Sainsbury’s and Denmark’s largest retailer said on Friday they would spend an initial 25 million pounds ($43 million) setting up a joint venture that will open 15 Netto stores in the UK by the end of 2015.
The deal, which will see a first store open in northern England later this year, marks the first major strategic move of Sainsbury’s chief executive designate Mike Coupe, who will succeed Justin King after next month’s annual shareholder meeting.
The Netto stores will have a focus on fresh produce and meat, along with an in-house bakery offering fresh Danish breads and pastries. Products will be predominantly own-label, though there will be some brands.
If the trial is successful, Netto stores will be rolled out across the UK.
Sainsbury‘s, in common with Britain’s other “big four” grocers - market leader Tesco, Wal-Mart’s Asda and Morrisons - has been losing market share to Aldi and Lidl.
In response Tesco, Asda and Morrisons have said they are cutting prices while Sainsbury’s has vowed to remain competitive, raising concerns among analysts of a possible price war hitting earnings across the sector.
The UK discount sector is worth about 10 billion pounds in annual sales, a figure forecast to double in the next five years, according to data from industry body IGD.
“You can clearly see the growth of the discount sector and we’ve been thinking about how we might combat that over a period of time,” said Coupe.
“If successful, this trial has the potential to open up a new long-term growth opportunity for us complementing our fast expanding convenience, online and non-food businesses, as well as our existing supermarket estate,” he said, adding talks with Dansk Supermarked started about a year ago.
Jon Copestake, retail analyst at the Economist Intelligence Unit, said the trial was relatively low-risk for Sainsbury’s given the small amount of capital involved and allows the grocer to compete in the discount segment without undermining its own retail brand.

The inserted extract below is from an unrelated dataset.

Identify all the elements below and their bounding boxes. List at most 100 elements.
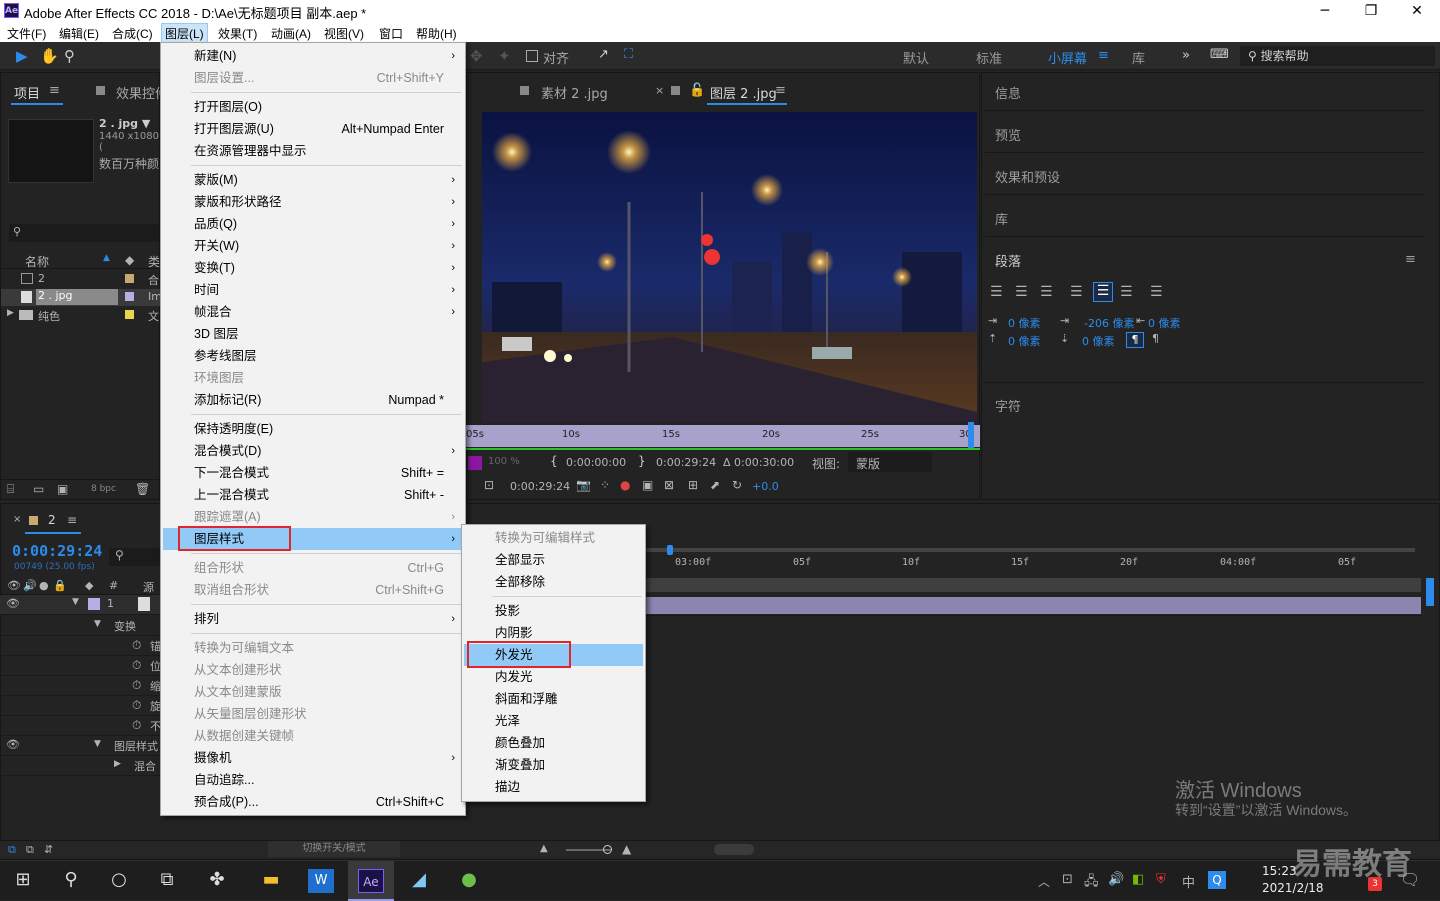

The Netto name left the UK market in 2010 after Asda purchased its 193 stores for 778 million pounds and converted them to the Asda brand.
“We are coming back with a much better Netto than we had last time,” said Per Bank, CEO of Dansk Supermarket. He said the stores would have over 2,000 products versus 1,200 previously.
“We compete well against Aldi and Lidl in all the other markets where we are present (Denmark, Poland, Sweden and Germany),” he said.
Bank described the venture as “a perfect match”, adding: “The Brits and Danes - they do work well together”.
Netto UK will be a separate company with a management team led by Morten Moberg Nielsen, previously managing director of Netto International in Germany.
Sainsbury’s and Dansk Supermarked will each initially invest 12.5 million pounds in the venture.
Taking account of start-up costs, both expect to incur a post-tax loss of about 5-10 million pounds up to March 31, 2015.
Shares in Sainsbury’s were down 0.8 percent at 318.7 pence at 1140 GMT, valuing the business at 6.1 billion pounds.